TRIBUNNEWS.COM, YOGYA – Sekalipun Israel menahan diri atas tekanan Gedung Putih untuk tidak langsung membalas Iran, potensi provokasi perang kawasan oleh Israel tetap terbuka.
Kepala Staf Angkatan Bersenjata Israel (IDF) Letjen Herzy Halevi menyatakan balasan yang jelas dan tegas akan dilakukan.
Kapan waktunya, tidak ada penjelasan. Israel mungkin akan melakukan sampai di titik ketika operasi itu bisa diterima penyokong utama Israel di Washington.
Halevi sebagai pemimpin tertinggi militer Israel mengecilkan dampak serangan masif Iran. Ia mengakui ada pangkalan militernya terkena, namun Halevi menyebut kerusakannya minor.
Sejauh ini hingga Selasa (16/4/2024) pagi WIB, konflik Iran-Israel berpindah ke ruang-ruang retorika di publik maupun di markas PBB di New York.
Baca juga: Pesan Iran Jelas, Setiap Jengkal Israel Kini Bisa Dijangkau Rudal Mereka
Baca juga: Apa yang Kita Ketahui saat Iran Gempur Langsung Israel
Namun isu Israel akan membalas serbuan Iran itu menguat di media sosial. Iran juga dikabarkan menyiagakan pasukan pertahanan udara dan pasukan rudalnya.
Tapi lebih dari itu, apa yang terjadi memperlihatkan kemenangan strategis Iran. Bukan soal dampak kerusakan, tapi politis psikologis Iran membuktikan benar-benar bisa jadi lawan sepadan Israel.
Iran menjadi satu-satunya negara di Timur Tengah, selain kelompok Hamas Palestina dan Hizbullah Lebanon yang mampu menggempur langsung negara Israel.
Serangan strategis yang memperlihatkan keunggulan daan presisinya kekuatan rudal serta drone kamikaze Iran.

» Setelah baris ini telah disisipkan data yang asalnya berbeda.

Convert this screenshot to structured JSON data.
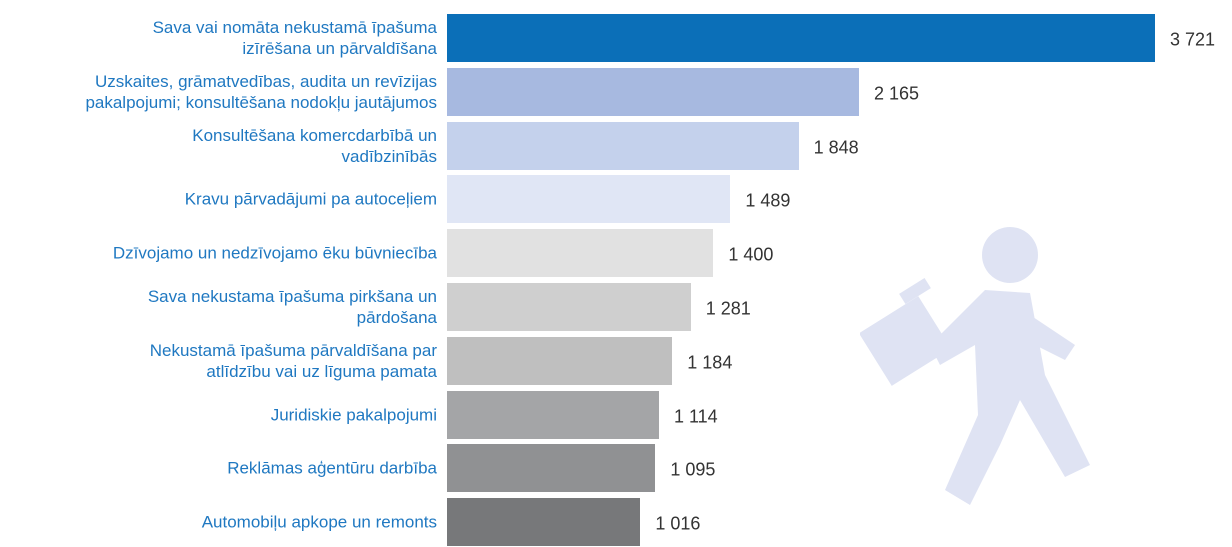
{
  "chart_data": {
    "type": "bar",
    "orientation": "horizontal",
    "categories": [
      "Sava vai nomāta nekustamā īpašuma\nizīrēšana un pārvaldīšana",
      "Uzskaites, grāmatvedības, audita un revīzijas\npakalpojumi; konsultēšana nodokļu jautājumos",
      "Konsultēšana komercdarbībā un\nvadībzinībās",
      "Kravu pārvadājumi pa autoceļiem",
      "Dzīvojamo un nedzīvojamo ēku būvniecība",
      "Sava nekustama īpašuma pirkšana un\npārdošana",
      "Nekustamā īpašuma pārvaldīšana par\natlīdzību vai uz līguma pamata",
      "Juridiskie pakalpojumi",
      "Reklāmas aģentūru darbība",
      "Automobiļu apkope un remonts"
    ],
    "values": [
      3721,
      2165,
      1848,
      1489,
      1400,
      1281,
      1184,
      1114,
      1095,
      1016
    ],
    "value_labels": [
      "3 721",
      "2 165",
      "1 848",
      "1 489",
      "1 400",
      "1 281",
      "1 184",
      "1 114",
      "1 095",
      "1 016"
    ],
    "colors": [
      "#0b6fb8",
      "#a7b9e0",
      "#c4d1ec",
      "#e0e6f5",
      "#e1e1e1",
      "#cfcfcf",
      "#bfbfbf",
      "#a4a5a7",
      "#909193",
      "#77787a"
    ]
  }
}
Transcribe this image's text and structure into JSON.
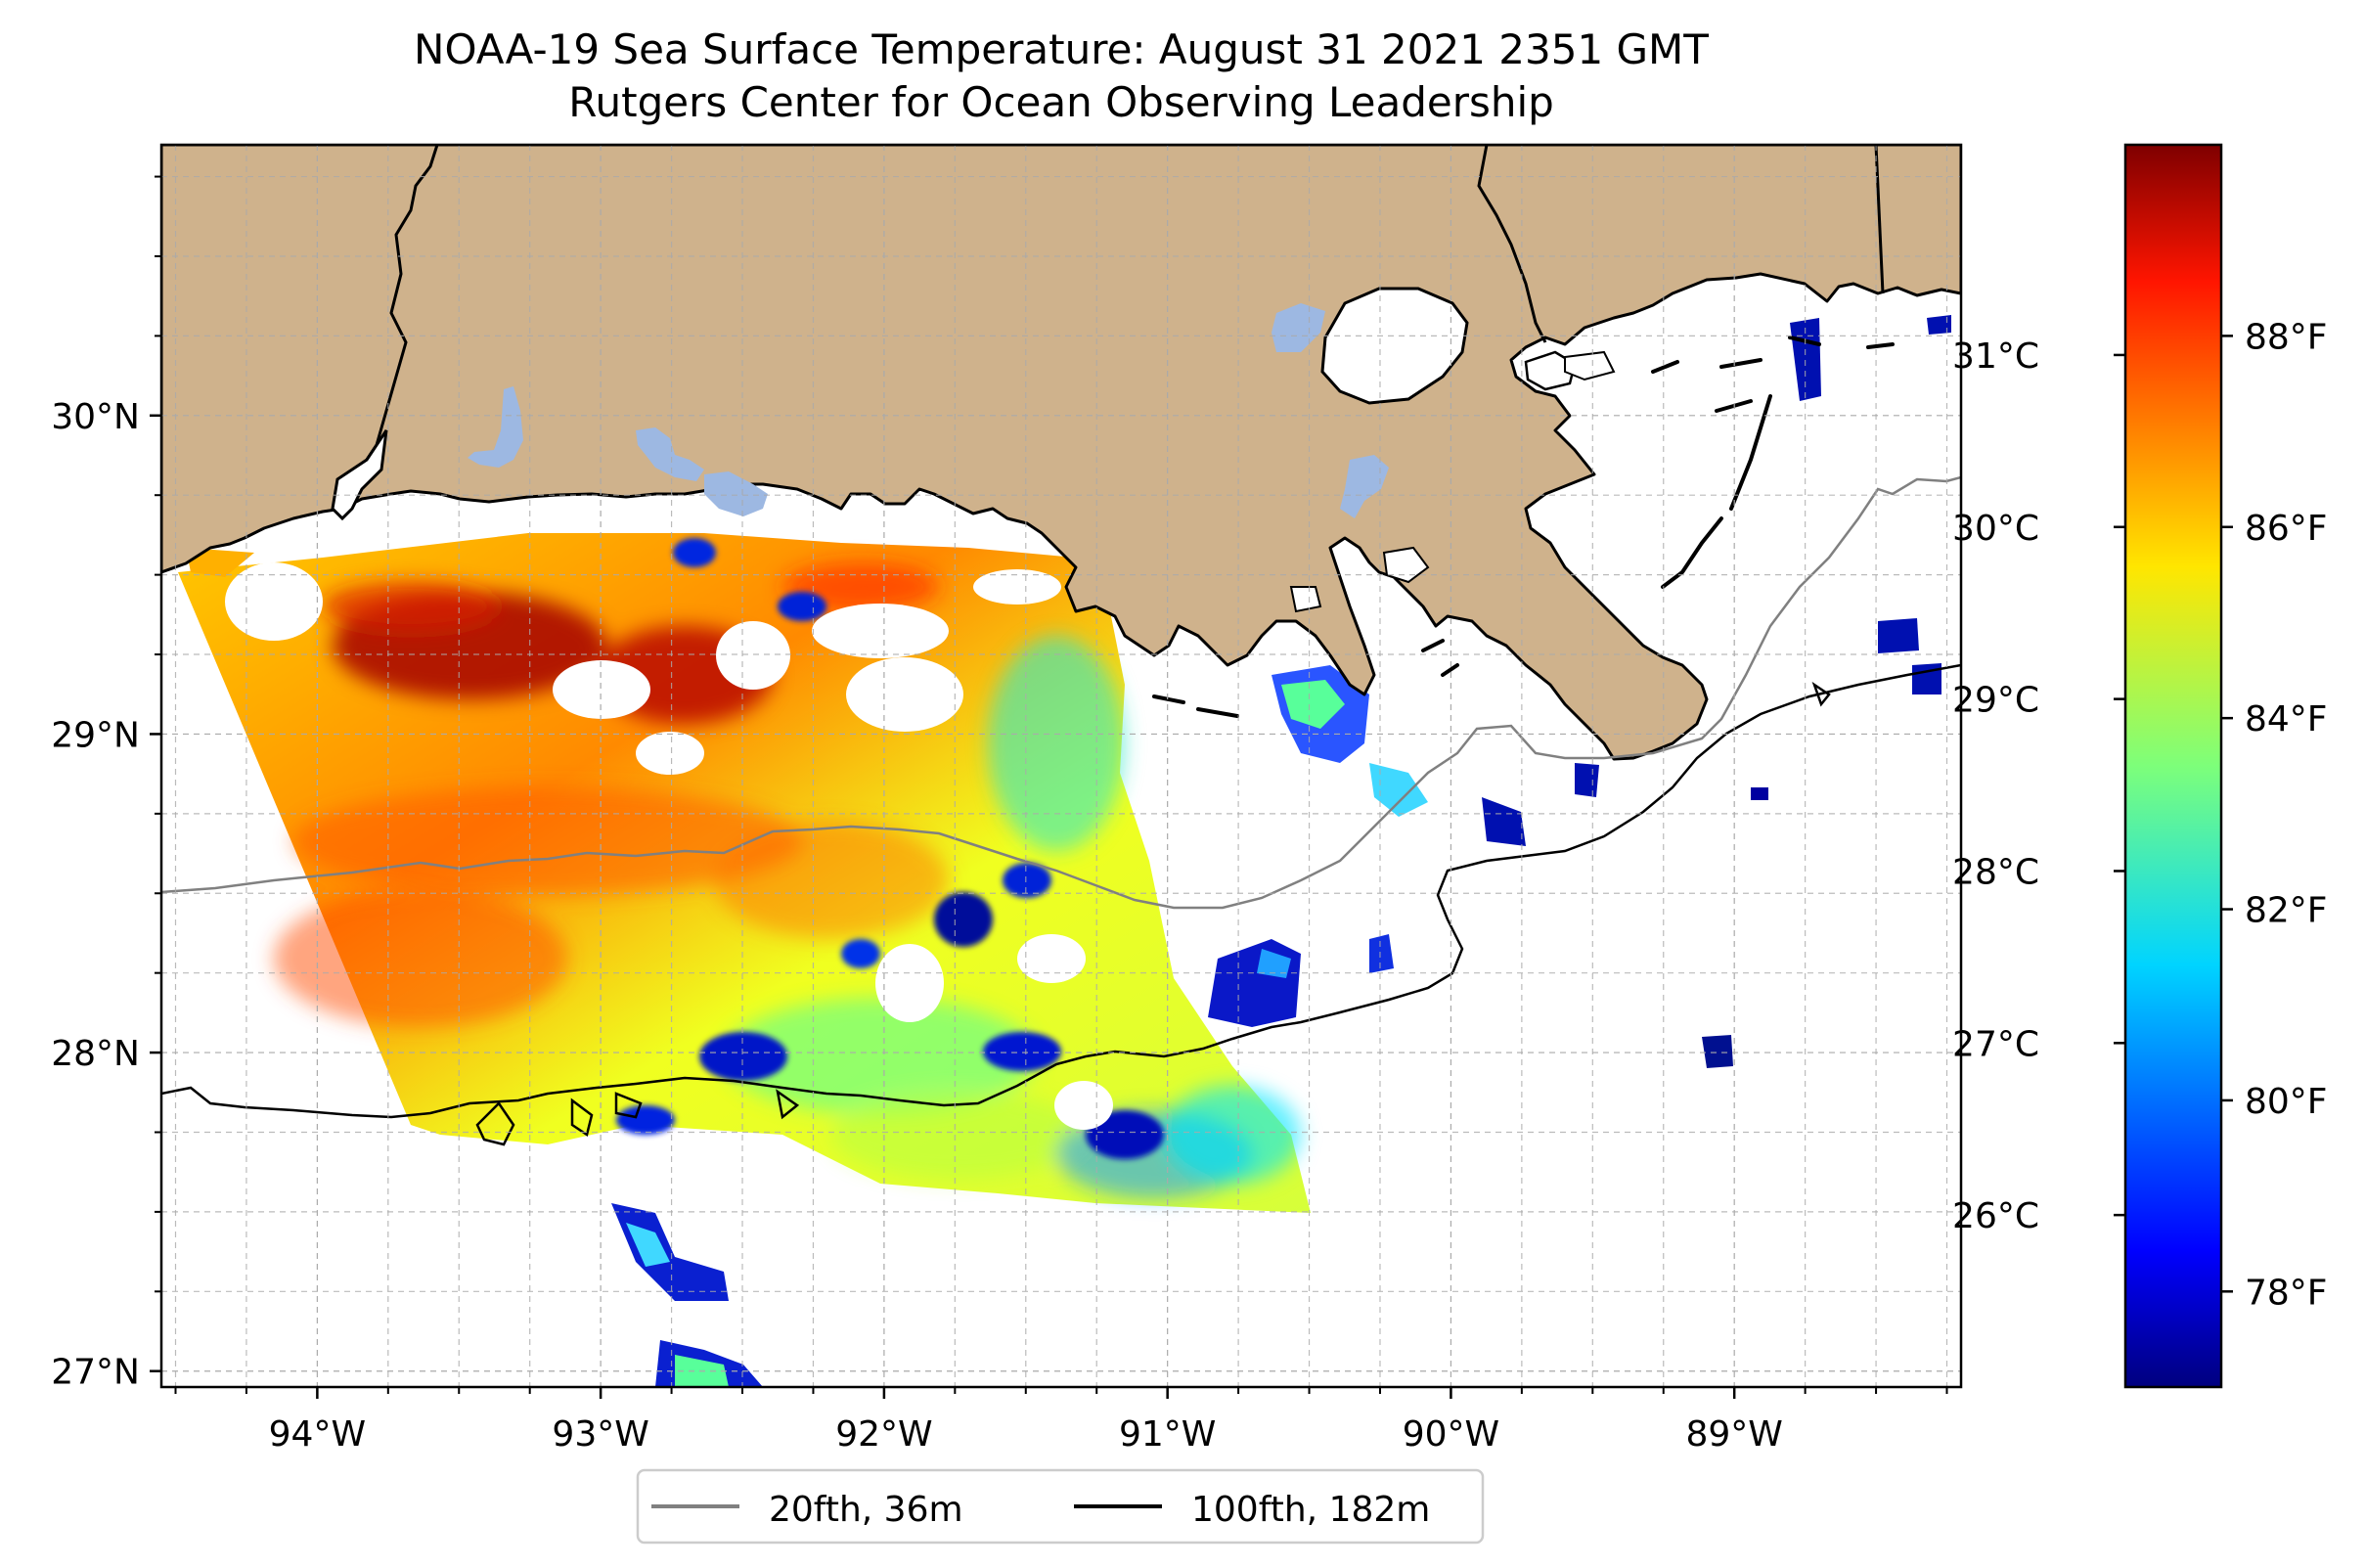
{
  "title": "NOAA-19 Sea Surface Temperature: August 31 2021 2351 GMT",
  "subtitle": "Rutgers Center for Ocean Observing Leadership",
  "map": {
    "lon_range": [
      -94.55,
      -88.2
    ],
    "lat_range": [
      26.95,
      30.85
    ],
    "lon_ticks": [
      "94°W",
      "93°W",
      "92°W",
      "91°W",
      "90°W",
      "89°W"
    ],
    "lat_ticks": [
      "27°N",
      "28°N",
      "29°N",
      "30°N"
    ],
    "gridlines": true,
    "land_color": "#cfb28c",
    "lake_color": "#9db8e2",
    "coast_color": "#000000"
  },
  "isobaths": [
    {
      "name": "20fth, 36m",
      "color": "#808080"
    },
    {
      "name": "100fth, 182m",
      "color": "#000000"
    }
  ],
  "colorbar": {
    "colormap": "jet",
    "celsius_ticks": [
      "26°C",
      "27°C",
      "28°C",
      "29°C",
      "30°C",
      "31°C"
    ],
    "fahrenheit_ticks": [
      "78°F",
      "80°F",
      "82°F",
      "84°F",
      "86°F",
      "88°F"
    ],
    "fahrenheit_range": [
      77,
      90
    ]
  },
  "legend": {
    "placement": "bottom-center",
    "items": [
      {
        "label": "20fth, 36m",
        "color": "#808080"
      },
      {
        "label": "100fth, 182m",
        "color": "#000000"
      }
    ]
  }
}
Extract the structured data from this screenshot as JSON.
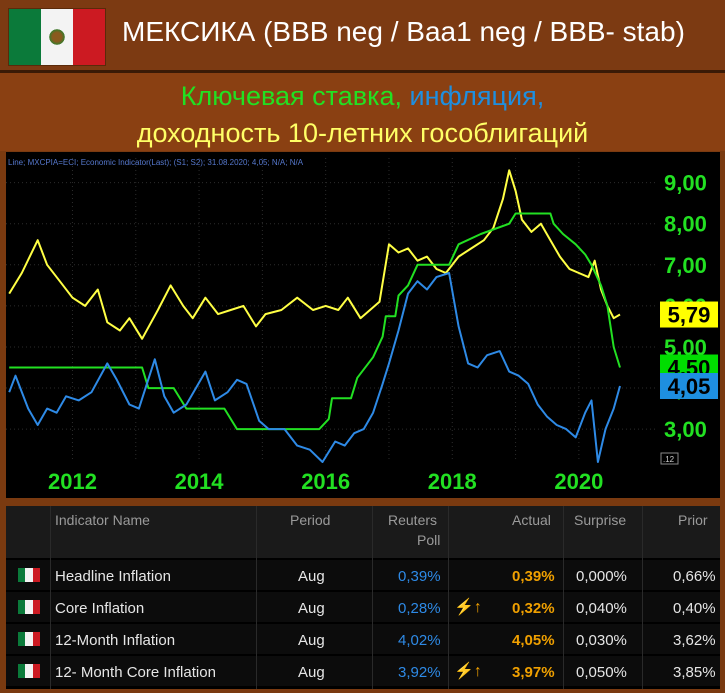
{
  "header": {
    "title": "МЕКСИКА (BBB neg / Baa1 neg / BBB- stab)",
    "flag_colors": [
      "#0b7a3a",
      "#f3f3f3",
      "#cc1a22"
    ]
  },
  "subtitle": {
    "part1_green": "Ключевая ставка,",
    "part1_blue": "инфляция,",
    "line2": "доходность 10-летних гособлигаций"
  },
  "chart_data": {
    "type": "line",
    "info_text": "Line; MXCPIA=ECI; Economic Indicator(Last); (S1; S2); 31.08.2020; 4,05; N/A; N/A",
    "x_tick_labels": [
      "2012",
      "2014",
      "2016",
      "2018",
      "2020"
    ],
    "y_tick_labels": [
      "9,00",
      "8,00",
      "7,00",
      "6,00",
      "5,00",
      "4,00",
      "3,00"
    ],
    "ylim": [
      2.2,
      9.6
    ],
    "xlim": [
      2010.95,
      2021.25
    ],
    "colors": {
      "yield": "#ffff44",
      "rate": "#22e022",
      "inflation": "#2e8ae6"
    },
    "last_value_labels": [
      {
        "series": "yield",
        "value": "5,79",
        "color": "#ffff00"
      },
      {
        "series": "rate",
        "value": "4,50",
        "color": "#00dd00"
      },
      {
        "series": "inflation",
        "value": "4,05",
        "color": "#1e8fe0"
      }
    ],
    "corner_label": ".12",
    "series": [
      {
        "key": "yield",
        "x": [
          2011.0,
          2011.2,
          2011.45,
          2011.6,
          2011.8,
          2012.0,
          2012.2,
          2012.4,
          2012.55,
          2012.75,
          2012.9,
          2013.1,
          2013.35,
          2013.55,
          2013.75,
          2013.9,
          2014.1,
          2014.3,
          2014.5,
          2014.7,
          2014.9,
          2015.05,
          2015.3,
          2015.55,
          2015.8,
          2016.0,
          2016.2,
          2016.35,
          2016.55,
          2016.7,
          2016.85,
          2017.0,
          2017.15,
          2017.3,
          2017.45,
          2017.6,
          2017.75,
          2017.9,
          2018.1,
          2018.3,
          2018.5,
          2018.65,
          2018.8,
          2018.9,
          2019.0,
          2019.1,
          2019.25,
          2019.4,
          2019.55,
          2019.7,
          2019.85,
          2020.0,
          2020.15,
          2020.25,
          2020.35,
          2020.45,
          2020.55,
          2020.65
        ],
        "values": [
          6.3,
          6.8,
          7.6,
          7.0,
          6.6,
          6.2,
          6.0,
          6.4,
          5.6,
          5.4,
          5.7,
          5.2,
          5.9,
          6.5,
          6.0,
          5.7,
          6.2,
          5.8,
          5.9,
          6.0,
          5.5,
          5.8,
          5.9,
          6.2,
          5.9,
          6.0,
          5.9,
          6.2,
          5.7,
          5.9,
          6.1,
          7.5,
          7.3,
          7.4,
          7.1,
          7.2,
          6.9,
          6.8,
          7.2,
          7.4,
          7.6,
          7.9,
          8.6,
          9.3,
          8.8,
          8.1,
          7.8,
          8.0,
          7.6,
          7.2,
          6.9,
          6.8,
          6.7,
          7.1,
          6.4,
          6.0,
          5.7,
          5.79
        ]
      },
      {
        "key": "rate",
        "x": [
          2011.0,
          2012.0,
          2013.1,
          2013.2,
          2013.6,
          2013.8,
          2014.4,
          2014.6,
          2015.9,
          2016.05,
          2016.1,
          2016.4,
          2016.5,
          2016.75,
          2016.9,
          2016.95,
          2017.1,
          2017.15,
          2017.3,
          2017.45,
          2017.95,
          2018.1,
          2018.45,
          2018.9,
          2019.0,
          2019.55,
          2019.6,
          2019.75,
          2019.95,
          2020.1,
          2020.2,
          2020.35,
          2020.45,
          2020.55,
          2020.65
        ],
        "values": [
          4.5,
          4.5,
          4.5,
          4.0,
          4.0,
          3.5,
          3.5,
          3.0,
          3.0,
          3.25,
          3.75,
          3.75,
          4.25,
          4.75,
          5.25,
          5.75,
          5.75,
          6.25,
          6.5,
          7.0,
          7.0,
          7.5,
          7.75,
          8.0,
          8.25,
          8.25,
          8.0,
          7.75,
          7.5,
          7.25,
          7.0,
          6.5,
          6.0,
          5.0,
          4.5
        ]
      },
      {
        "key": "inflation",
        "x": [
          2011.0,
          2011.1,
          2011.3,
          2011.45,
          2011.6,
          2011.75,
          2011.9,
          2012.1,
          2012.3,
          2012.55,
          2012.7,
          2012.9,
          2013.05,
          2013.3,
          2013.45,
          2013.6,
          2013.8,
          2013.95,
          2014.1,
          2014.25,
          2014.45,
          2014.6,
          2014.75,
          2014.95,
          2015.1,
          2015.35,
          2015.55,
          2015.75,
          2015.95,
          2016.15,
          2016.3,
          2016.45,
          2016.6,
          2016.75,
          2016.9,
          2017.0,
          2017.15,
          2017.3,
          2017.45,
          2017.6,
          2017.75,
          2017.95,
          2018.1,
          2018.25,
          2018.4,
          2018.55,
          2018.75,
          2018.9,
          2019.05,
          2019.2,
          2019.35,
          2019.5,
          2019.65,
          2019.8,
          2019.95,
          2020.1,
          2020.2,
          2020.3,
          2020.42,
          2020.55,
          2020.65
        ],
        "values": [
          3.9,
          4.3,
          3.5,
          3.1,
          3.5,
          3.4,
          3.8,
          3.7,
          3.9,
          4.6,
          4.2,
          3.6,
          3.5,
          4.7,
          3.8,
          3.4,
          3.6,
          4.0,
          4.4,
          3.7,
          3.9,
          4.2,
          4.1,
          3.2,
          3.0,
          3.0,
          2.6,
          2.5,
          2.2,
          2.7,
          2.6,
          2.9,
          3.0,
          3.4,
          4.1,
          4.6,
          5.4,
          6.3,
          6.6,
          6.4,
          6.7,
          6.8,
          5.5,
          4.6,
          4.5,
          4.8,
          4.9,
          4.4,
          4.3,
          4.1,
          3.6,
          3.3,
          3.1,
          3.0,
          2.8,
          3.4,
          3.7,
          2.2,
          3.0,
          3.5,
          4.05
        ]
      }
    ]
  },
  "table": {
    "headers": {
      "name": "Indicator Name",
      "period": "Period",
      "poll1": "Reuters",
      "poll2": "Poll",
      "actual": "Actual",
      "surprise": "Surprise",
      "prior": "Prior"
    },
    "rows": [
      {
        "name": "Headline Inflation",
        "period": "Aug",
        "poll": "0,39%",
        "bolt": "",
        "actual": "0,39%",
        "surprise": "0,000%",
        "prior": "0,66%"
      },
      {
        "name": "Core Inflation",
        "period": "Aug",
        "poll": "0,28%",
        "bolt": "⚡↑",
        "actual": "0,32%",
        "surprise": "0,040%",
        "prior": "0,40%"
      },
      {
        "name": "12-Month Inflation",
        "period": "Aug",
        "poll": "4,02%",
        "bolt": "",
        "actual": "4,05%",
        "surprise": "0,030%",
        "prior": "3,62%"
      },
      {
        "name": "12- Month Core Inflation",
        "period": "Aug",
        "poll": "3,92%",
        "bolt": "⚡↑",
        "actual": "3,97%",
        "surprise": "0,050%",
        "prior": "3,85%"
      }
    ]
  }
}
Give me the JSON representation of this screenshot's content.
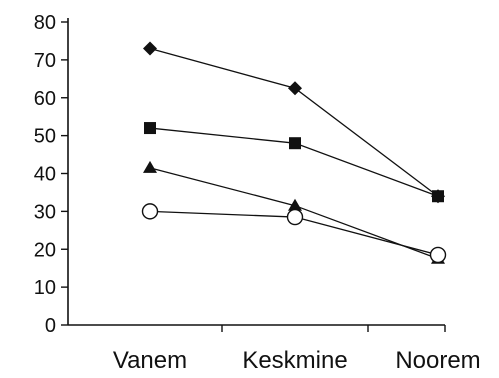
{
  "chart_data": {
    "type": "line",
    "categories": [
      "Vanem",
      "Keskmine",
      "Noorem"
    ],
    "ylim": [
      0,
      80
    ],
    "yticks": [
      "0",
      "10",
      "20",
      "30",
      "40",
      "50",
      "60",
      "70",
      "80"
    ],
    "grid": false,
    "legend": "none",
    "series": [
      {
        "marker": "diamond",
        "values": [
          73,
          62.5,
          34
        ]
      },
      {
        "marker": "square",
        "values": [
          52,
          48,
          34
        ]
      },
      {
        "marker": "triangle",
        "values": [
          41.5,
          31.5,
          17.5
        ]
      },
      {
        "marker": "open-circle",
        "values": [
          30,
          28.5,
          18.5
        ]
      }
    ],
    "colors": {
      "line": "#111111",
      "marker": "#111111",
      "background": "#ffffff"
    }
  }
}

Dalam konteks militer, serangan jarak jauh ini bukan main levelnya. Tidak banyak kekuatan di dunia mampu melakukannya secara baik.
Lantas pertanyaannya, benarkah Iran mampu menggunakan sistem buatannya sendiri untuk melakukan pekerjaan yang biasanya hanya mampu ditunjukkan AS, Rusia, China, dan Israel ini?
Pernyataan Wakil Menlu Rusia Sergey Ryabkov memberi sinyal penting. China dan Rusia punya kontribusi signifikan atas sukses Iran menggempur Israel.
Dengan begitu, apa yang menimpa Israel sesungguhnya gambaran riil pertemuan dua kekuatan raksasa dunia di teknologi militer.
AS dan Eropa di satu sisi, China dan Rusia di sisi lain.